En el vestíbulo, el busto maquillado de la cajera nos dirigió la palabra, sus diamantes y su corona dental fulguraron sobre el fondo de las mágicas colgaduras. Nosotros salimos a la noche rutilante y tibia. El agua chorreaba de los tejados brillantes, los canalones lloraban con una voz monótona. Nos pusimos a correr bajo aquel aguacero iluminado por las farolas que zumbaban con la lluvia.

XXXII

¡Oh, abismo de la vileza humana, oh, intriga infernal! ¿En qué alma pudo engendrarse esa idea venenosa y satánica que supera los sueños más locos? Cuanto más profundizo en su insondable bajeza, más admiro en ese complot criminal la perfidia sin límites, el brillo del genio del mal.

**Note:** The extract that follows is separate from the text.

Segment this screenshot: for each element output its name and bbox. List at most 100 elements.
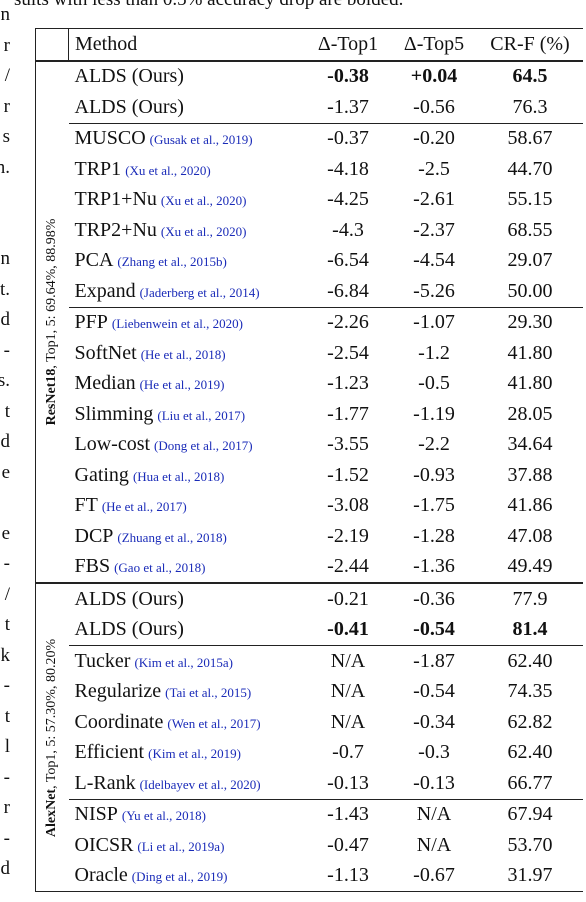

Así, pues, el presentimiento no me había engañado. Aquí, entre nosotros, bajo apariencias de lealtad, en una época de paz general y de vigencia de los tratados internacionales, se cometía un crimen de lesa majestad. Un sombrío drama se desarrollaba en medio de un silencio absoluto, tan bien disimulado que nadie pudo adivinarlo ni descubrirlo bajo las apariencias inocentes de esta primavera. ¿Quién hubiera sospechado que entre ese maniquí amordazado, mudo, de ojos artificialmente animados, y Bianka, tan delicada, tan bien educada, se desarrollaba una tragedia familiar? ¿Quién era Bianka? ¿Debemos al fin levantar el velo del secreto? ¿Qué importa si no descendía de la emperatriz legítima de México[34], ni incluso de la esposa morganática, Isabel de Orgaz, cuya belleza había seducido al archiduque desde que la vio aparecer sobre la escena de una ópera ambulante?

¿Qué importa si su abuela fue aquella pequeña criolla a quien él llamaba tiernamente Conchita y que bajo ese nombre entró en la historia, por la escalera de servicio si se puede decir? Las informaciones que pude recoger sobre ella en el álbum de sellos se pueden resumir en pocas palabras.

Después de la caída del emperador, Conchita partió con su pequeña hija a París donde vivió de su renta de viuda, inquebrantablemente fiel a su imperial amante. La historia pierde aquí la huella de ese personaje entrañable; quedan las conjeturas y las intuiciones. Nada sabemos del matrimonio de su hija ni de la suerte de ésta. En cambio, en 1900, una cierta señora de V., persona de una extraordinaria belleza exótica, acompañada de su marido y su pequeña hija, deja Francia por Austria, provista de un pasaporte falso. En Salzburgo, en la frontera bávara, en el momento de subir al tren de Viena, toda la familia es arrestada por los gendarmes austriacos. Cosa extraña, después de la comprobación de sus falsos papeles, el señor de V. es puesto en libertad, sin embargo no hace ninguna gestión para liberar a su mujer y su hija. El mismo día, regresa a Francia y desaparece sin dejar huella. Aquí, todos los hilos se pierden por completo.